Завесой сна окружало пение сад Гесперид. Засыпал дракон, но тот, кто дерзнул бы подойти к волшебному саду, уснул бы у подступов к нему, зачарованный пением Вечерних нимф, стражей сада.
Только перед Атлантом бессильны чары сна. В пределах Атлантовых был Атлант, титан с Чудо-горы, хозяин.
Светел день в Гиперборее.
Дремала тучка на каменных валунах седых волос Горы-Человека, века назад еще таких золотых. И не пробудилась тучка, когда Атлант вступил в сад Гесперид и услышал, как неведомые птицы поют забытые песни титанов. Не знал Атлант, что те песни поет разом на сто голосов Ладон. Далеко позади Горы-Человека, за садом, зияли на каменном грунте шаг за шагом следы его ног. Но здесь, в саду, не вдавливалась земля, и цветы и травы, пригнувшиеся под пятой титана, выпрямлялись, как будто не Гора, а воздушной поступью прошел по ним Ветерок.
Не пошевельнулся дракон. Не прикрыл ключа Бессмертия броней своей шеи.

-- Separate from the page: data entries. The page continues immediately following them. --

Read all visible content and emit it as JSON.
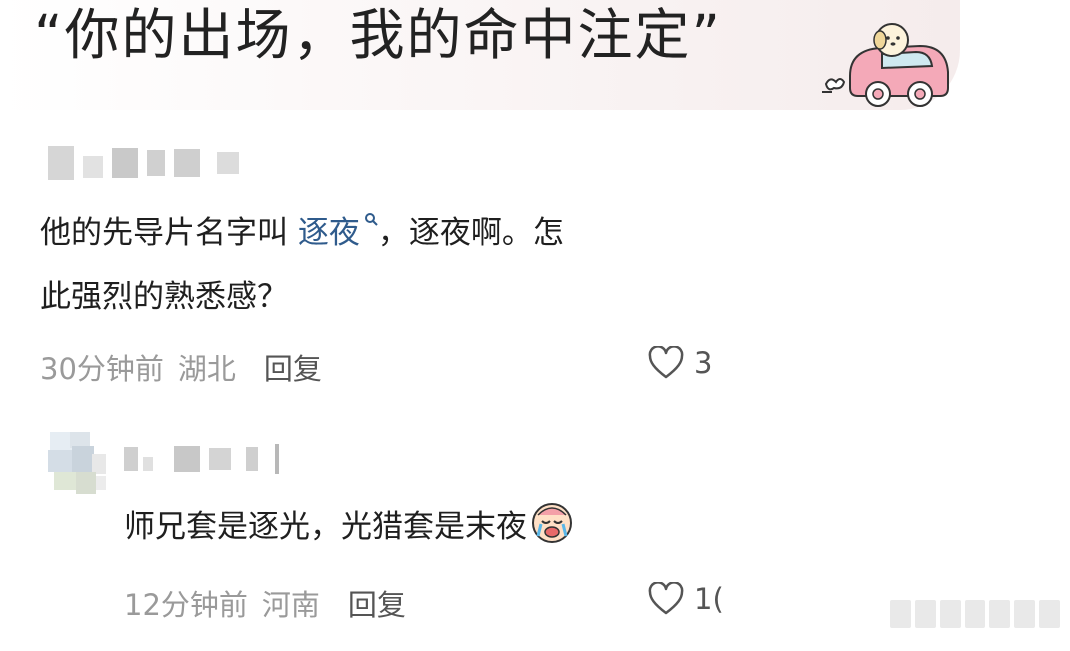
{
  "header": {
    "headline": "“你的出场，我的命中注定”"
  },
  "comments": [
    {
      "text_before_link": "他的先导片名字叫 ",
      "topic_link": "逐夜",
      "text_after_link": "，逐夜啊。怎",
      "text_line2": "此强烈的熟悉感？",
      "time": "30分钟前",
      "location": "湖北",
      "reply_label": "回复",
      "likes": "3"
    },
    {
      "text": "师兄套是逐光，光猎套是末夜",
      "time": "12分钟前",
      "location": "河南",
      "reply_label": "回复",
      "likes": "1("
    }
  ],
  "colors": {
    "link": "#2f5b8c",
    "meta": "#9a9a9a",
    "sticker_pink": "#f4a9b8"
  },
  "icons": [
    "car-sticker-icon",
    "search-icon",
    "heart-icon",
    "crying-emoji-icon",
    "avatar"
  ]
}
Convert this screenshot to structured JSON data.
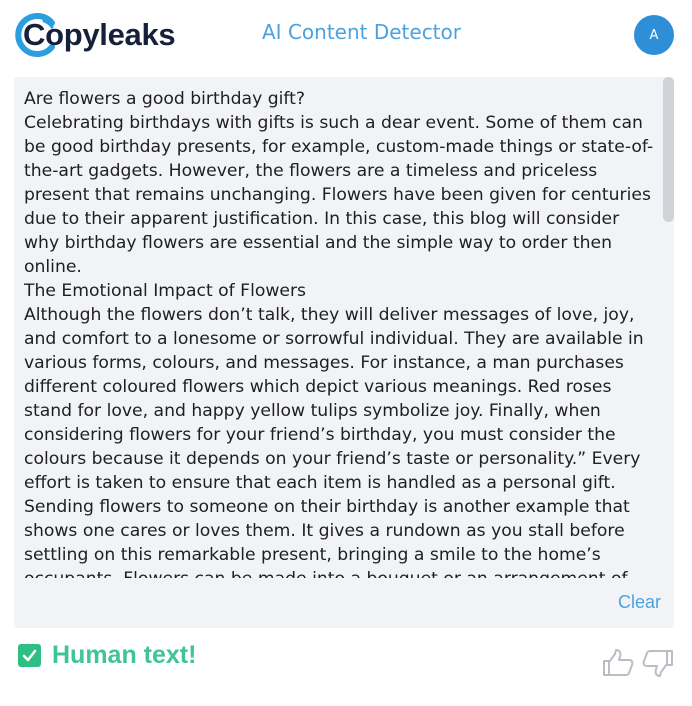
{
  "header": {
    "logo_text": "Copyleaks",
    "app_title": "AI Content Detector",
    "avatar_letter": "A"
  },
  "content": {
    "paragraphs": [
      "Are flowers a good birthday gift?",
      "Celebrating birthdays with gifts is such a dear event. Some of them can be good birthday presents, for example, custom-made things or state-of-the-art gadgets. However, the flowers are a timeless and priceless present that remains unchanging. Flowers have been given for centuries due to their apparent justification. In this case, this blog will consider why birthday flowers are essential and the simple way to order then online.",
      "The Emotional Impact of Flowers",
      "Although the flowers don’t talk, they will deliver messages of love, joy, and comfort to a lonesome or sorrowful individual. They are available in various forms, colours, and messages. For instance, a man purchases different coloured flowers which depict various meanings. Red roses stand for love, and happy yellow tulips symbolize joy. Finally, when considering flowers for your friend’s birthday, you must consider the colours because it depends on your friend’s taste or personality.” Every effort is taken to ensure that each item is handled as a personal gift.",
      "Sending flowers to someone on their birthday is another example that shows one cares or loves them. It gives a rundown as you stall before settling on this remarkable present, bringing a smile to the home’s occupants. Flowers can be made into a bouquet or an arrangement of their favourite flower; it is guaranteed that anybody would love this, irrespective of how"
    ],
    "clear_label": "Clear"
  },
  "result": {
    "label": "Human text!",
    "status_color": "#2fbf85"
  },
  "icons": {
    "logo": "copyleaks-logo-icon",
    "check": "check-icon",
    "like": "thumbs-up-icon",
    "dislike": "thumbs-down-icon"
  },
  "colors": {
    "accent": "#4aa3e0",
    "avatar_bg": "#2f8ed8",
    "human_green": "#3fc39a",
    "panel_bg": "#f1f3f6"
  }
}
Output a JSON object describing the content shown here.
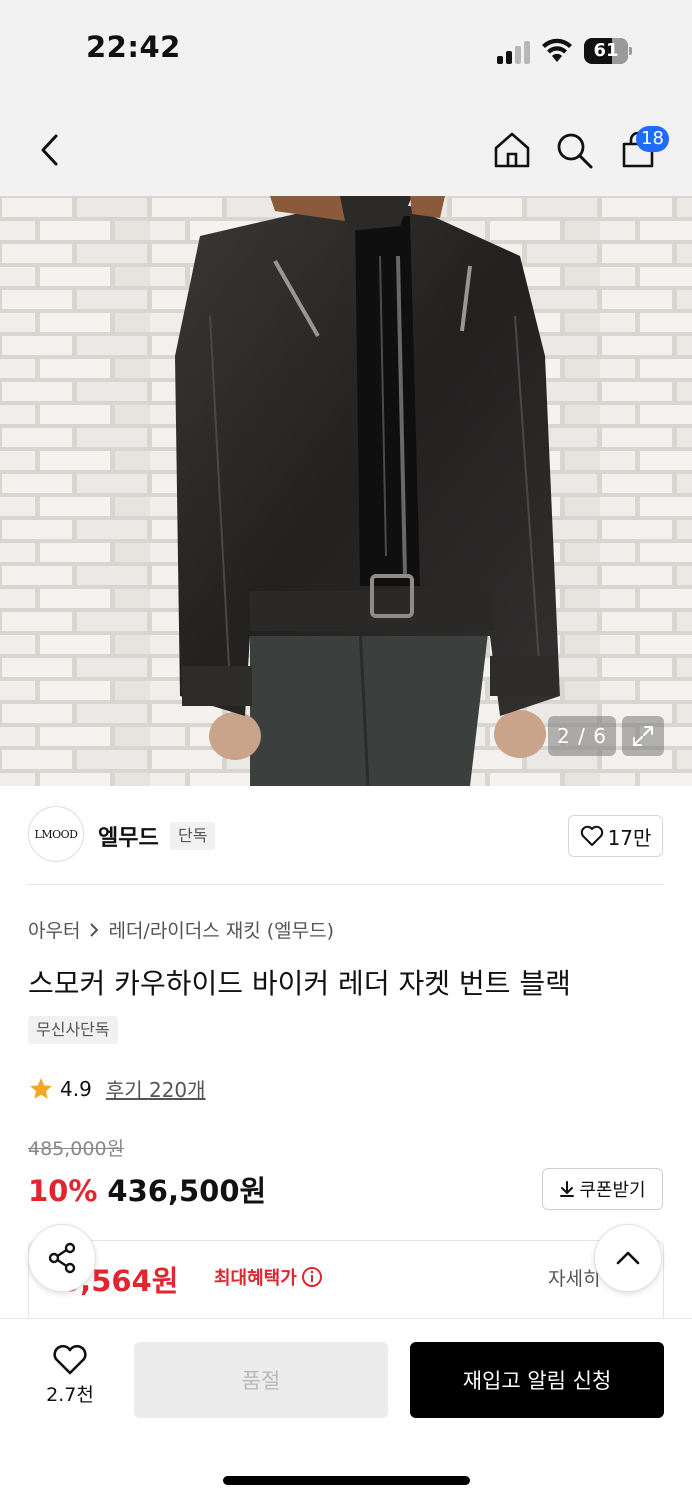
{
  "status_bar": {
    "time": "22:42",
    "battery_percent": "61",
    "signal_bars_active": 2,
    "signal_bars_total": 4
  },
  "header": {
    "cart_count": "18",
    "icons": [
      "back-chevron-icon",
      "home-icon",
      "search-icon",
      "shopping-bag-icon"
    ]
  },
  "gallery": {
    "counter": "2 / 6",
    "current": 2,
    "total": 6
  },
  "brand": {
    "logo_text": "LMOOD",
    "name": "엘무드",
    "tag": "단독",
    "likes": "17만"
  },
  "product": {
    "breadcrumb": [
      "아우터",
      "레더/라이더스 재킷 (엘무드)"
    ],
    "title": "스모커 카우하이드 바이커 레더 자켓 번트 블랙",
    "badge": "무신사단독",
    "rating": "4.9",
    "reviews": "후기 220개"
  },
  "pricing": {
    "original_price": "485,000원",
    "discount": "10%",
    "price": "436,500원",
    "coupon_label": "쿠폰받기",
    "max_benefit_price": "3,564원",
    "max_benefit_label": "최대혜택가",
    "details_label": "자세히"
  },
  "bottom_bar": {
    "wish_count": "2.7천",
    "soldout_label": "품절",
    "restock_label": "재입고 알림 신청"
  },
  "colors": {
    "accent_red": "#e0262e",
    "badge_blue": "#1f6bff",
    "star": "#f5a623"
  }
}
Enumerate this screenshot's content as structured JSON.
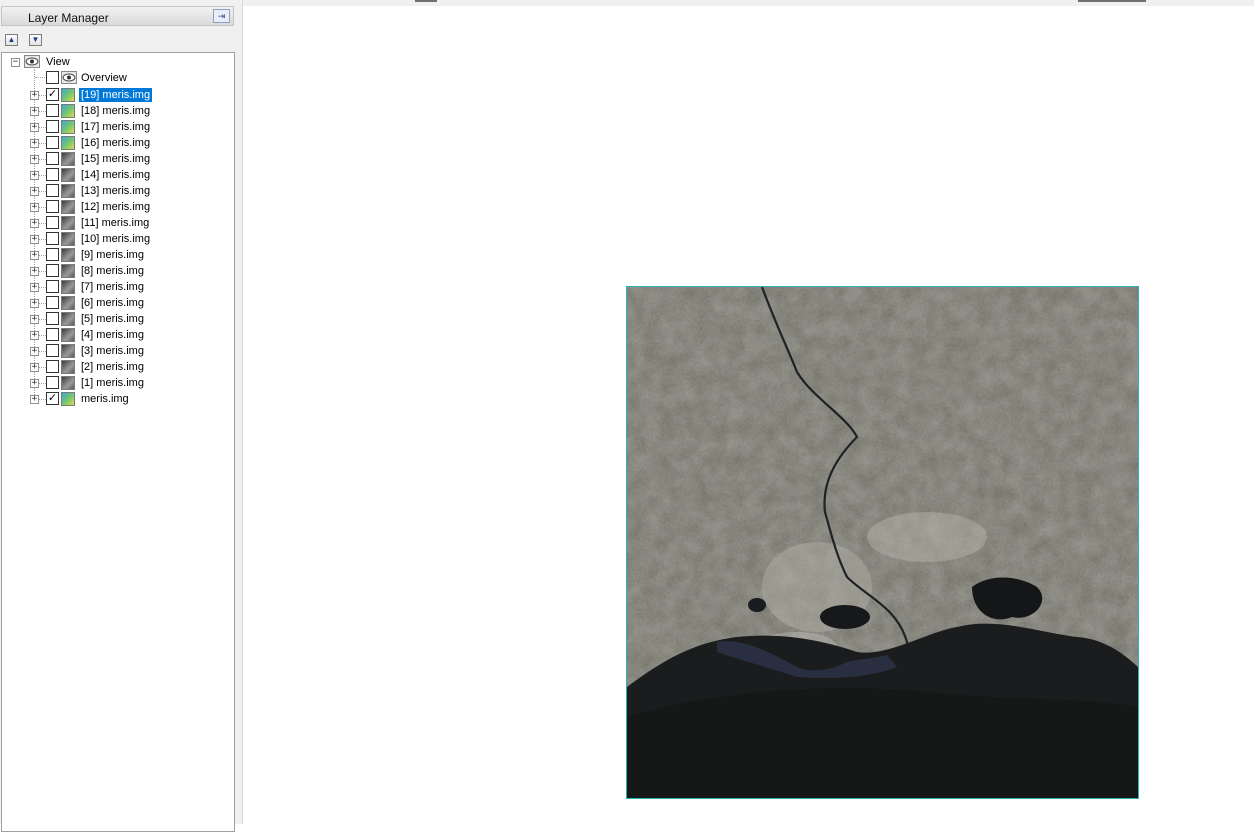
{
  "panel": {
    "title": "Layer Manager",
    "pin_icon": "pin-icon",
    "move_up_icon": "arrow-up-icon",
    "move_down_icon": "arrow-down-icon"
  },
  "tree": {
    "root": {
      "label": "View",
      "icon": "eye-icon",
      "expanded": true
    },
    "overview": {
      "label": "Overview",
      "icon": "eye-icon",
      "checked": false
    },
    "layers": [
      {
        "label": "[19] meris.img",
        "checked": true,
        "icon": "rgb-raster-icon",
        "selected": true
      },
      {
        "label": "[18] meris.img",
        "checked": false,
        "icon": "rgb-raster-icon"
      },
      {
        "label": "[17] meris.img",
        "checked": false,
        "icon": "rgb-raster-icon"
      },
      {
        "label": "[16] meris.img",
        "checked": false,
        "icon": "rgb-raster-icon"
      },
      {
        "label": "[15] meris.img",
        "checked": false,
        "icon": "gray-raster-icon"
      },
      {
        "label": "[14] meris.img",
        "checked": false,
        "icon": "gray-raster-icon"
      },
      {
        "label": "[13] meris.img",
        "checked": false,
        "icon": "gray-raster-icon"
      },
      {
        "label": "[12] meris.img",
        "checked": false,
        "icon": "gray-raster-icon"
      },
      {
        "label": "[11] meris.img",
        "checked": false,
        "icon": "gray-raster-icon"
      },
      {
        "label": "[10] meris.img",
        "checked": false,
        "icon": "gray-raster-icon"
      },
      {
        "label": "[9] meris.img",
        "checked": false,
        "icon": "gray-raster-icon"
      },
      {
        "label": "[8] meris.img",
        "checked": false,
        "icon": "gray-raster-icon"
      },
      {
        "label": "[7] meris.img",
        "checked": false,
        "icon": "gray-raster-icon"
      },
      {
        "label": "[6] meris.img",
        "checked": false,
        "icon": "gray-raster-icon"
      },
      {
        "label": "[5] meris.img",
        "checked": false,
        "icon": "gray-raster-icon"
      },
      {
        "label": "[4] meris.img",
        "checked": false,
        "icon": "gray-raster-icon"
      },
      {
        "label": "[3] meris.img",
        "checked": false,
        "icon": "gray-raster-icon"
      },
      {
        "label": "[2] meris.img",
        "checked": false,
        "icon": "gray-raster-icon"
      },
      {
        "label": "[1] meris.img",
        "checked": false,
        "icon": "gray-raster-icon"
      },
      {
        "label": "meris.img",
        "checked": true,
        "icon": "rgb-raster-icon"
      }
    ]
  },
  "viewer": {
    "image": "satellite-raster-image",
    "border_color": "#2ab3b8"
  },
  "colors": {
    "selection": "#0078d7",
    "panel_bg": "#f0f0f0"
  }
}
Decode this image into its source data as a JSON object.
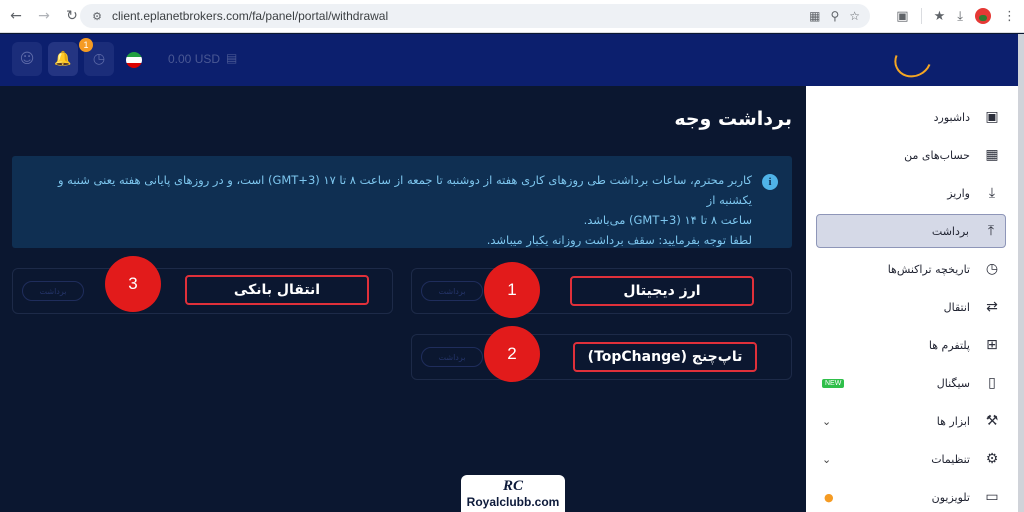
{
  "browser": {
    "url": "client.eplanetbrokers.com/fa/panel/portal/withdrawal"
  },
  "header": {
    "notification_count": "1",
    "balance": "0.00 USD"
  },
  "sidebar": {
    "items": [
      {
        "label": "داشبورد",
        "icon": "dashboard-icon"
      },
      {
        "label": "حساب‌های من",
        "icon": "accounts-grid-icon"
      },
      {
        "label": "واریز",
        "icon": "download-icon"
      },
      {
        "label": "برداشت",
        "icon": "upload-icon",
        "active": true
      },
      {
        "label": "تاریخچه تراکنش‌ها",
        "icon": "history-icon"
      },
      {
        "label": "انتقال",
        "icon": "transfer-icon"
      },
      {
        "label": "پلتفرم ها",
        "icon": "platform-icon"
      },
      {
        "label": "سیگنال",
        "icon": "signal-icon",
        "badge": "NEW"
      },
      {
        "label": "ابزار ها",
        "icon": "tools-icon",
        "expandable": true
      },
      {
        "label": "تنظیمات",
        "icon": "settings-icon",
        "expandable": true
      },
      {
        "label": "تلویزیون",
        "icon": "tv-icon"
      }
    ]
  },
  "main": {
    "title": "برداشت وجه",
    "info_line1": "کاربر محترم، ساعات برداشت طی روزهای کاری هفته از دوشنبه تا جمعه از ساعت ۸ تا ۱۷ (GMT+3) است، و در روزهای پایانی هفته یعنی شنبه و یکشنبه از",
    "info_line2": "ساعت ۸ تا ۱۴ (GMT+3) می‌باشد.",
    "info_line3": "لطفا توجه بفرمایید: سقف برداشت روزانه یکبار میباشد.",
    "methods": [
      {
        "name": "ارز دیجیتال",
        "step": "1",
        "button": "برداشت"
      },
      {
        "name": "تاپ‌چنج (TopChange)",
        "step": "2",
        "button": "برداشت"
      },
      {
        "name": "انتقال بانکی",
        "step": "3",
        "button": "برداشت"
      }
    ]
  },
  "watermark": {
    "logo": "RC",
    "text": "Royalclubb.com"
  }
}
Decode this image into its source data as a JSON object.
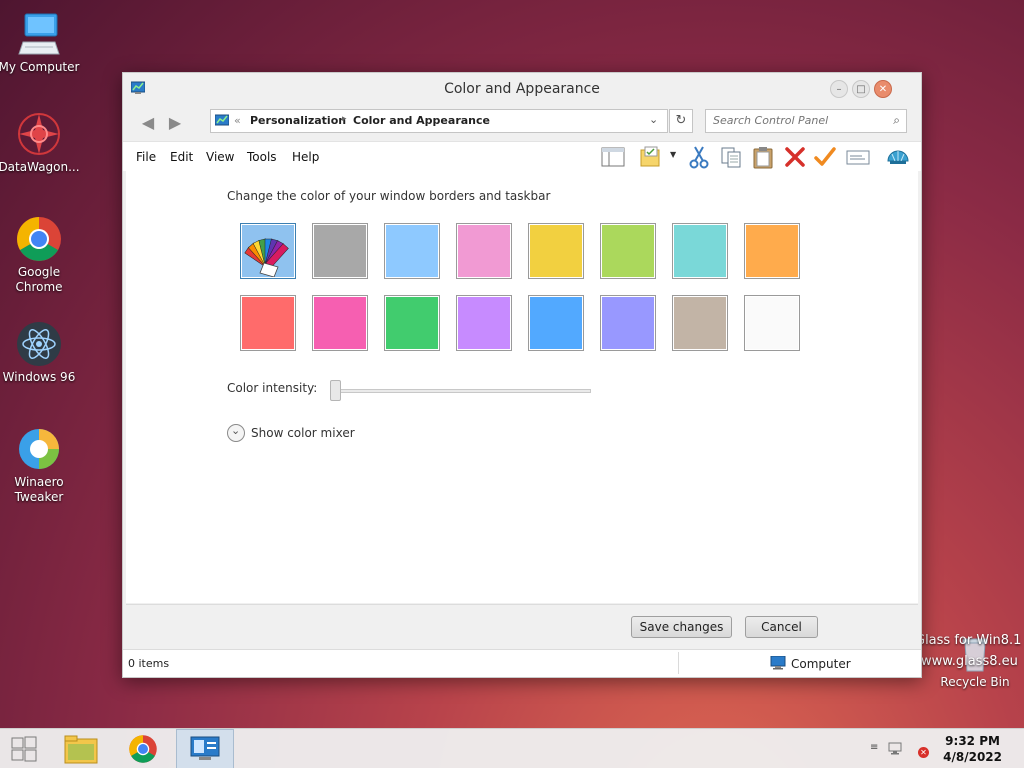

Только пурпур колец его чешуи, обвивавших ствол яблони, заиграл живее, то вспыхивая багряно, то багрово темнея, и поднялись полуопущенные веки, чтобы заглянуть змеиным глазом под утесы бровей Горы-Человека.
-- Это ты, Форкид? -- спросила Гора.
-- Это я, Атлант,-- ответил Змей. И титан смотрел на титана. Они оба из Счастливой Аркадии.
-- Теперь ты червь,-- сказал Атлант. .-- Теперь... я червь,-- сказал Ладон. И титан смотрел на титана.
-- Как будто снег на твоих волосах. Атлант. И темная тучка спит на снегу.